In all, 795 cultural and natural sites in more than 130 countries are now protected under the Convention on the Protection of the World Cultural and Natural Heritage. More than 180 countries have signed the 1972 treaty.

Member countries nominate new World Heritage sites each year and agree to preserve existing World Heritage sites by providing appropriate legal and regulatory frameworks.

The protected sites are as unique and diverse as the wilds of East Africa's Serengeti, the Pyramids of Egypt, the Great Barrier Reef in Australia, and Statue of Liberty in the United States.

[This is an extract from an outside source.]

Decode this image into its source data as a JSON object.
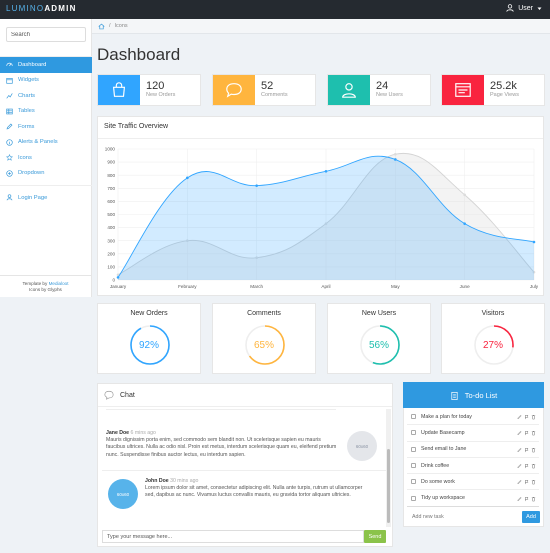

One World Heritage site is currently in danger of being delisted because of its inability to stop poachers. The Democratic Republic of Congo's Garamba National Park, it seems, is unable to stop hunters from killing the few remaining northern white rhinoceroses.

After a long and heated debate earlier this week, the committee agreed that if the rhinos were to be killed off in Garamba, the park would no longer make be a place of "outstanding universal value"—the basic criterion for World Heritage sites.

"The northern white rhino is a flagship species for this site, and every effort must be made to protect the remaining five to ten individuals," said David Sheppard, head of the World Conservation Union's delegation to the meeting.